In a rich man's sport, Harrison plays like a guy from the back streets, perhaps a football cornerback at heart. But in terms of pure tennis, Fish is the real athlete in this matchup. While Harrison has no major strengths beyond his serve and forehand, Fish is an all-court guy with a tremendous backhand, exceptional touch at the net and more than enough power. His problem, traditionally, has been discipline. For years, he loved the pro-tennis lifestyle as much as the conditioning, appearing quite satisfied with the glamour and the exposure and the realization that he wouldn't fulfill his potential.

And yet, behold the transformation: At 29, slimmed-down and a fanatic in his diet and fitness regimen, Fish is taking one last shot at the top. He's in fantastic shape, ready to play all day in any conditions. And he's about to school young Harrison. He wins all the backhand exchanges, comes in behind first serves at all the right times, charges the net and volleys with conviction.

Remember that Harrison has had an impressive tournament so far, dispatching the always-dangerous Xavier Malisse and exchanging a few nasty words with the Belgian at one point. Harrison looks extremely comfortable against baseliners, figuring he can play that game with just about anyone (now ranked 94th, he has joined Australia's Bernard Tomic as the only teenagers in the top 100). In Fish, however, he encounters a puzzle. At times, even Fish seems unsure of his strategy -- but the variety works beautifully against the 19-year-old kid. Lessons learned for Harrison, and a rightful place in the final -- against Isner -- for Fish.

As we assess the U.S. men's prospects for the future, it's important to remember that Isner is no kid. He's 26 years old, and what we see is what we'll always get: a guy without much of a backhand or return game, playing strictly to hold serve and get into tiebreakers. I find it a crashing bore, but Isner has his supporters among the elite of tennis journalism, aesthetics included. He's a competitor and a fine fellow, for certain. And with the home crowd behind him, he wins the first set, reaches the beloved tiebreaker in the second, and seems to have it in hand at 5-1.

Later, Fish will say he was "lucky" to pull out this match, but there was no luck involved. If you're down 5-1 in a tiebreaker and Isner gets his first serve in, it's magnificent skill to send a forehand return deep to the baseline, where Isner shanks a forehand wide.

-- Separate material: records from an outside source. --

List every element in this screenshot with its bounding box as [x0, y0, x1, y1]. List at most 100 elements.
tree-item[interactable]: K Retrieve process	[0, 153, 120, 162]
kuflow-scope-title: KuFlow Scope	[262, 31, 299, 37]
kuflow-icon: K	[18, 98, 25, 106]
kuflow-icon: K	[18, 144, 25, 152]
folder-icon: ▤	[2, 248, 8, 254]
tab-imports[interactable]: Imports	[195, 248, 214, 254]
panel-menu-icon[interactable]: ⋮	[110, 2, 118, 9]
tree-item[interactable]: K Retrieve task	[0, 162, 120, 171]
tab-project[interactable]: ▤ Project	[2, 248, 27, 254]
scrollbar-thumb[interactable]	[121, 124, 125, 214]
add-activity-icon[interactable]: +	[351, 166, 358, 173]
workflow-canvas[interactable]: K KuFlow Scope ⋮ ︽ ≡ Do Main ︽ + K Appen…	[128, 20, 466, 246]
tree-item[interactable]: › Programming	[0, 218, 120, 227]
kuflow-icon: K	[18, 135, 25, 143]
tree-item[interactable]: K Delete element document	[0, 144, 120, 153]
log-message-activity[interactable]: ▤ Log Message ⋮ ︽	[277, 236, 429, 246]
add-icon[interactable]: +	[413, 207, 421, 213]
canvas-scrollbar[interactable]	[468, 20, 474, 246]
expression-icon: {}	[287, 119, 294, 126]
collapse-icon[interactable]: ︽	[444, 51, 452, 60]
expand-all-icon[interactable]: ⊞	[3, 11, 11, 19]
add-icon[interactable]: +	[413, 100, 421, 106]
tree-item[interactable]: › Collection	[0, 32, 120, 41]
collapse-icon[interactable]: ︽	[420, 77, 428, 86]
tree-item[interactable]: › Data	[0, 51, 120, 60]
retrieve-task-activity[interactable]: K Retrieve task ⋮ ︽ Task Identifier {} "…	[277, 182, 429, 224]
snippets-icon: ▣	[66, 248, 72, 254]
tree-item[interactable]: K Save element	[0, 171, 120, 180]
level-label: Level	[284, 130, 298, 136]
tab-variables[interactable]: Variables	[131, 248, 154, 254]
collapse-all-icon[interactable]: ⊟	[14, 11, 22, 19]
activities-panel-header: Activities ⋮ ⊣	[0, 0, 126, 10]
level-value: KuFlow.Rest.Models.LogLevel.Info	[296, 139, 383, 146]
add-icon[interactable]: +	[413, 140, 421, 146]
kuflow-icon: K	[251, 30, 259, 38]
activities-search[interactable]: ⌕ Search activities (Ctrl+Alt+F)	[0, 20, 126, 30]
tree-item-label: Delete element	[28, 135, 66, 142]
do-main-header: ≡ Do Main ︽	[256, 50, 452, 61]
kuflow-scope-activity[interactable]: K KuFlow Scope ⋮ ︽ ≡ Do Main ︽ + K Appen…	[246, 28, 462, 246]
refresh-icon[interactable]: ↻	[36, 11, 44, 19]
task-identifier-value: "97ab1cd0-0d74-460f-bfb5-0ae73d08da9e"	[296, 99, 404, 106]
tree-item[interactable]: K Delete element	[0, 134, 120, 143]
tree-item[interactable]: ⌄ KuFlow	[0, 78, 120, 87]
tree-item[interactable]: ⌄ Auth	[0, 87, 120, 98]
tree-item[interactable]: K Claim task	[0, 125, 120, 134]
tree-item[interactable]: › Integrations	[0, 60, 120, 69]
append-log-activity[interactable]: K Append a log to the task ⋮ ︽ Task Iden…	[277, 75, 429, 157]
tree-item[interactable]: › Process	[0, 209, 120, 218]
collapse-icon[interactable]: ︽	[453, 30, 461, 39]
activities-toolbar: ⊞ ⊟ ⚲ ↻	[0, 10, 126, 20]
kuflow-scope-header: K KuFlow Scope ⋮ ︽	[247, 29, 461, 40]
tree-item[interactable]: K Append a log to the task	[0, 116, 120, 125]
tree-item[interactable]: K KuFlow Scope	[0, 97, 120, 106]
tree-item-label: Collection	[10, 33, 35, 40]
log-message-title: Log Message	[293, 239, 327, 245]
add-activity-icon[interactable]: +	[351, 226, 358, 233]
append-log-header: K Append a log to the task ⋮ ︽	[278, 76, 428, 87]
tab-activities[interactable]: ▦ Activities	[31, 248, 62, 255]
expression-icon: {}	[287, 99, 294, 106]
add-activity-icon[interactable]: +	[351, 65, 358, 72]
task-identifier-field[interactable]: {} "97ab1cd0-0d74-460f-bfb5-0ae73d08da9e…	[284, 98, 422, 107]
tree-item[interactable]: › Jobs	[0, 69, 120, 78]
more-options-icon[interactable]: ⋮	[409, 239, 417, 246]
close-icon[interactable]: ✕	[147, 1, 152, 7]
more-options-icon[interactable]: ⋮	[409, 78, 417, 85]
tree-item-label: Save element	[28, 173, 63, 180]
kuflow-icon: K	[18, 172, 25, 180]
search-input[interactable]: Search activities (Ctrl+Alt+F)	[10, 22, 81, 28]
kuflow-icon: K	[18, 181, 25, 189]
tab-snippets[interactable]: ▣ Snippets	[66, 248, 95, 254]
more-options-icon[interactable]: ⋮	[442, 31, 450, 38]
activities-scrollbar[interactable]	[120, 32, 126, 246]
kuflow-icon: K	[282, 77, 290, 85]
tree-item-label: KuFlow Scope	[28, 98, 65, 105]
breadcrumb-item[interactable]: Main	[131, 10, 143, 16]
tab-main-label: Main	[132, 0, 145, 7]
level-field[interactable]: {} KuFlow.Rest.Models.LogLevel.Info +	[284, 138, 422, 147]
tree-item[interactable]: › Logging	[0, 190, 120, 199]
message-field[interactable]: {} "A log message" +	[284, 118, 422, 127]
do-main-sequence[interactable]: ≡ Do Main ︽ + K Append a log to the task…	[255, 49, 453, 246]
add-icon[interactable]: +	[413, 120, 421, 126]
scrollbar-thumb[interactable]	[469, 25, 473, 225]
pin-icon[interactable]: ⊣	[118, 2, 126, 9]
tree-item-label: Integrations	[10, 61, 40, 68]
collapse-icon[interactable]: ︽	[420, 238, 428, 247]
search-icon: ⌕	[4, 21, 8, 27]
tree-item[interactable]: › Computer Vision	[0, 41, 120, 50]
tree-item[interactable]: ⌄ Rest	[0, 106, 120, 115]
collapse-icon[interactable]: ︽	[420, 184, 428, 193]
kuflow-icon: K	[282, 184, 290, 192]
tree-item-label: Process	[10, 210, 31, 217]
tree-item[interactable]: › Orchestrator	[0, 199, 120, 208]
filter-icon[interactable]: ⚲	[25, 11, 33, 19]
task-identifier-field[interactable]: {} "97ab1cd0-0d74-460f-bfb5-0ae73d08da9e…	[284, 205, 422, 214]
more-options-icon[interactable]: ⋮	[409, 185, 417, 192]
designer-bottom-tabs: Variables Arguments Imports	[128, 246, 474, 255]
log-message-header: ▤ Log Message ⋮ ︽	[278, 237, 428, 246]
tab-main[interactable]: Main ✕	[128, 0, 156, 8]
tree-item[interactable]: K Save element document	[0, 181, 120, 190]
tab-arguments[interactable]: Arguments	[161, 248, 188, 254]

It's no accident that you display superior skills to Isner's in fighting off two match points (at 6-4 and 6-5), or that you go ahead 7-6 on a shot beyond Isner's comprehension: rushing to the net for a gorgeous backhand touch volley winner.

There's no luck in the equation when you don't merely lose 30 pounds in your new life, but you bypass your natural instinct ("Two more cakes, please") and keep that weight off as the months grind on. And there's especially no luck involved when your spirit is crushed at the Davis Cup, after that brutal loss to David Ferrer in the crucial fourth rubber, and you come back this strong, this soon.

The third set is a formality. Isner is seen with his hands on his knees, physically spent. He knows not only that he's tired, but that Fish is in better shape and a superior player. "The goal this summer is to do better than last summer," Fish said after his 3-6, 7-6 (6), 6-2 win. "And last summer was the best I've ever had. I want to keep doing things I've never done, and today [defending a title] was one of them."

As the sun-baked Atlanta tournament shuts down, you remember once again that the right people tend to win in tennis, that the scouting reports are so often accurate, that the most grandiose statements carry the ring of justice. Whatever Roddick is planning for the U.S. Open, Mardy Fish is the No. 1 player in American tennis, building evidence as he goes.